Snirt, books and the Silk Route

I neglected to mentioned what Beijing winters are like. Dry and windy is probably the best way to describe them. I once asked my students if Beijing got snow or rain. They replied “No”. Instead? Pollution! Anyway, it’s not true that Beijing doesn’t get snow but it doesn’t happen very often. However, as one expat put it, given the amount of smog (commonly referred to as “the haze“) the more appropriate term for Beijing’s snow is “snirt”, a combination of “snow” and “dirt” which would make it similar to acid rain. Alas, it didn’t snow very much and it usually melted pretty quickly. Beijing is hopeful, however, that they have bid for the 2022 Winter Olympics, which seems kinda odd given how often the city actually receives the fluffy white stuff. There are a few places where they have generated some snow to create skiing and snow mobile tracks or hockey rinks.

Beijing Snirt
Beijing snirt on ground.

 

It’s quiet around campus these days as most of the other folks have taken off either back home or to travel the region. It’s interesting to see so many people take off and post pictures of countries that I had the opportunity to visit a few years ago. It reminds me of the time I spent there and had me looking through some of my old photos and videos. I’m glad they have the opportunity to see the area but cautioned them to stay focused. Southeast Asia, with it’s cheap and well-connected tourist paths, abundant sights, and wild nightlife, can seduce you into staying longer than you expected.

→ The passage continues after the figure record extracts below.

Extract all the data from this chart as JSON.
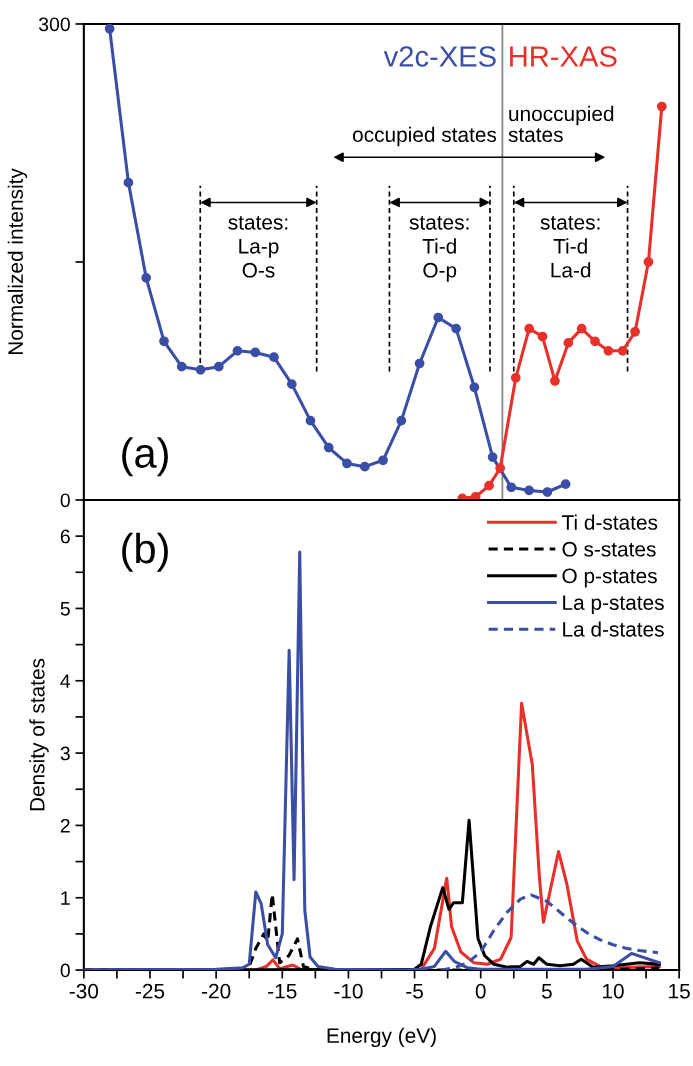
{
  "chart_data": [
    {
      "type": "line",
      "ylabel": "Normalized intensity",
      "xlim": [
        -30,
        15
      ],
      "ylim": [
        0,
        300
      ],
      "yticks": [
        0,
        {
          "value": 150,
          "label": null
        },
        300
      ],
      "tick_labels": "y",
      "marker": "circle",
      "legend": false,
      "series": [
        {
          "name": "v2c-XES",
          "color": "#3a4ea6",
          "x": [
            -28.05,
            -26.63,
            -25.29,
            -23.94,
            -22.6,
            -21.18,
            -19.8,
            -18.39,
            -17.04,
            -15.63,
            -14.28,
            -12.87,
            -11.49,
            -10.11,
            -8.76,
            -7.38,
            -6.0,
            -4.62,
            -3.21,
            -1.86,
            -0.48,
            0.9,
            2.31,
            3.66,
            5.04,
            6.42
          ],
          "values": [
            297,
            200,
            140,
            100,
            84,
            82,
            84,
            94,
            93,
            90,
            73,
            50,
            33,
            23,
            21,
            25,
            50,
            86,
            115,
            108,
            71,
            27,
            8,
            6,
            5,
            10
          ]
        },
        {
          "name": "HR-XAS",
          "color": "#e8302a",
          "x": [
            -1.39,
            -0.38,
            0.63,
            1.47,
            2.65,
            3.66,
            4.67,
            5.61,
            6.62,
            7.63,
            8.64,
            9.65,
            10.73,
            11.67,
            12.68,
            13.69
          ],
          "values": [
            1,
            2,
            9,
            20,
            77,
            108,
            103,
            75,
            99,
            108,
            100,
            94,
            94,
            106,
            150,
            248
          ]
        }
      ],
      "ref_lines": [
        {
          "axis": "x",
          "value": 1.64,
          "color": "#808080"
        },
        {
          "axis": "x",
          "value": -21.2,
          "color": "#000000",
          "line_style": "dashed"
        },
        {
          "axis": "x",
          "value": -12.4,
          "color": "#000000",
          "line_style": "dashed"
        },
        {
          "axis": "x",
          "value": -6.9,
          "color": "#000000",
          "line_style": "dashed"
        },
        {
          "axis": "x",
          "value": 0.7,
          "color": "#000000",
          "line_style": "dashed"
        },
        {
          "axis": "x",
          "value": 2.5,
          "color": "#000000",
          "line_style": "dashed"
        },
        {
          "axis": "x",
          "value": 11.1,
          "color": "#000000",
          "line_style": "dashed"
        }
      ],
      "annotations": [
        "(a)",
        "states:\nLa-p\nO-s",
        "states:\nTi-d\nO-p",
        "states:\nTi-d\nLa-d",
        "occupied states",
        "unoccupied\nstates"
      ]
    },
    {
      "type": "line",
      "xlabel": "Energy (eV)",
      "ylabel": "Density of states",
      "xlim": [
        -30,
        15
      ],
      "ylim": [
        0,
        6.5
      ],
      "xticks": [
        -30,
        {
          "value": -27.5,
          "label": null
        },
        -25,
        {
          "value": -22.5,
          "label": null
        },
        -20,
        {
          "value": -17.5,
          "label": null
        },
        -15,
        {
          "value": -12.5,
          "label": null
        },
        -10,
        {
          "value": -7.5,
          "label": null
        },
        -5,
        {
          "value": -2.5,
          "label": null
        },
        0,
        {
          "value": 2.5,
          "label": null
        },
        5,
        {
          "value": 7.5,
          "label": null
        },
        10,
        {
          "value": 12.5,
          "label": null
        },
        15
      ],
      "yticks": [
        0,
        {
          "value": 0.5,
          "label": null
        },
        1,
        {
          "value": 1.5,
          "label": null
        },
        2,
        {
          "value": 2.5,
          "label": null
        },
        3,
        {
          "value": 3.5,
          "label": null
        },
        4,
        {
          "value": 4.5,
          "label": null
        },
        5,
        {
          "value": 5.5,
          "label": null
        },
        6
      ],
      "legend": "top right",
      "marker": "none",
      "series": [
        {
          "name": "Ti d-states",
          "color": "#e8302a",
          "line_style": "solid",
          "x": [
            -30,
            -17,
            -16.2,
            -15.7,
            -15.2,
            -14.2,
            -13.5,
            -5,
            -4.5,
            -3.5,
            -2.57,
            -2.2,
            -1.5,
            -0.5,
            0.5,
            1.5,
            2.3,
            3.09,
            3.9,
            4.43,
            4.74,
            5.88,
            6.5,
            7.3,
            8,
            9,
            10,
            13.5
          ],
          "values": [
            0,
            0,
            0.05,
            0.14,
            0.02,
            0.07,
            0,
            0,
            0.01,
            0.3,
            1.27,
            0.6,
            0.25,
            0.1,
            0.08,
            0.15,
            0.45,
            3.69,
            2.84,
            1.3,
            0.66,
            1.64,
            1.2,
            0.4,
            0.15,
            0.05,
            0.03,
            0.05
          ]
        },
        {
          "name": "O s-states",
          "color": "#000000",
          "line_style": "dashed",
          "x": [
            -30,
            -18,
            -17.5,
            -17,
            -16.4,
            -16.1,
            -15.76,
            -15.2,
            -14.5,
            -13.85,
            -13.4,
            -12.5,
            9,
            13.5
          ],
          "values": [
            0,
            0,
            0.05,
            0.3,
            0.5,
            0.4,
            1.05,
            0.1,
            0.2,
            0.43,
            0.05,
            0,
            0,
            0.03
          ]
        },
        {
          "name": "O p-states",
          "color": "#000000",
          "line_style": "solid",
          "x": [
            -30,
            -5,
            -4.5,
            -3.8,
            -2.87,
            -2.4,
            -2.06,
            -1.39,
            -0.88,
            -0.21,
            0.3,
            1,
            2,
            3,
            3.5,
            4,
            4.4,
            5,
            6,
            7,
            7.6,
            8.5,
            10,
            12,
            13.5
          ],
          "values": [
            0,
            0.01,
            0.08,
            0.6,
            1.14,
            0.84,
            0.93,
            0.93,
            2.07,
            0.44,
            0.2,
            0.08,
            0.04,
            0.05,
            0.12,
            0.08,
            0.17,
            0.08,
            0.06,
            0.08,
            0.15,
            0.04,
            0.06,
            0.1,
            0.08
          ]
        },
        {
          "name": "La p-states",
          "color": "#3a4ea6",
          "line_style": "solid",
          "x": [
            -30,
            -20,
            -18,
            -17.5,
            -17.0,
            -16.6,
            -16.1,
            -15.5,
            -15.0,
            -14.48,
            -14.11,
            -13.68,
            -13.3,
            -12.9,
            -12.3,
            -11,
            -5.5,
            -4.5,
            -3.5,
            -2.65,
            -2.0,
            -1,
            0,
            8,
            10,
            11.4,
            13.5
          ],
          "values": [
            0,
            0.01,
            0.03,
            0.08,
            1.08,
            0.92,
            0.35,
            0.17,
            0.5,
            4.42,
            1.25,
            5.78,
            0.83,
            0.18,
            0.05,
            0.01,
            0,
            0.01,
            0.05,
            0.26,
            0.12,
            0.03,
            0.01,
            0.01,
            0.05,
            0.23,
            0.1
          ]
        },
        {
          "name": "La d-states",
          "color": "#3a4ea6",
          "line_style": "dashed",
          "x": [
            -3,
            -2,
            -1,
            0,
            1,
            2,
            3,
            3.8,
            5,
            6,
            7,
            8,
            9,
            10,
            11,
            12,
            13.4
          ],
          "values": [
            0,
            0.03,
            0.1,
            0.25,
            0.55,
            0.8,
            0.98,
            1.04,
            0.95,
            0.8,
            0.65,
            0.52,
            0.42,
            0.35,
            0.3,
            0.27,
            0.24
          ]
        }
      ],
      "annotations": [
        "(b)"
      ]
    }
  ]
}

Been on a tear reading. Since last writing I managed to finish three books, including Angelina Jolie’s Notes from My Travels, Bill Bryson’s A Short History of Nearly Everything and Paul Theroux’s The Great Railway Bazaar.

I had started Jolie’s book a few months ago but simply didn’t have the time to finish it so I’m glad I finally got through it. It’s mostly a promotional book about her work for the United Nations Human Rights Council which, although illuminating about some troubled regions, isn’t a very relaxing read. The areas she travels through such as Cambodia, Colombia, and Sierra Leone (and a few others) are rife war, poverty and suffering. The book was published over a decade ago so I’m not sure how many problems have been solved since then. I’d wager not many. Still, it had me looking at the map and wondering what those countries would be like to see first hand.

Contrast that travel diary with Theroux’s work in The Great Railway Bazaar. Theroux takes the train from London to Calcutta, through parts of southeast Asia, flies over to Tokyo and then sails over to Russia to take the Trans-Siberian Express back to London. His journey focuses on train travel and the people he meets. He stays away from describing the tourist sites too much and keeps his narrative on places short and to the point. Instead, his adventures on the train are focused on the people he meets.

It’s an interesting journey and got me thinking of doing something similar. I’ll have two months off this summer (if my contract is renewed) and one of my ambitions is to circumnavigate the entire world which, if you’ve been following along, requires me to close the gap between Bagan, Myanmar and Kharkiv, Ukraine. There are two ways to do this, the first and easiest is with the Trans-Siberian Express which is one or two trains from Beijing all the way to St. Petersburg. The next way is along the old Silk Road/Route which goes through the Middle East, including countries such as Afghanistan and Iran. Those areas weren’t mired in war when Theroux was writing, at least not as much as now (though he did travel through Vietnam when that country was at war).

The Silk Road changed over time but this is what it looked like in the first century.

The Silk Road in the 1st Century.
The Silk Road in the 1st Century. Image licensed under CC BY-SA 3.0 via Wikimedia Commons.

And now there are trains connecting many of those parts together.

Route of the Silk Route. Courtesy of seat61.com.
Train routes over the Silk Route. Courtesy of seat61.com.

Interesting you might think, but then you must add up the visa costs and train tickets and then gauge roughly how long you want to stay in each country. Most visas are about $60USD and allow you to stay in the country for 30 days. I think I can apply for these visas here in Beijing which would make my life easier, but it also requires me to plan a trip, something which I haven’t done in years. Aside from war, I hate paying for a 30-day visa and only stay for a few days, it seems a waste to me. But, given that I want to travel through a bunch of different countries, it might be that I can only afford a few days in each country in order to stay on schedule. Anyway, it’s fun to think about.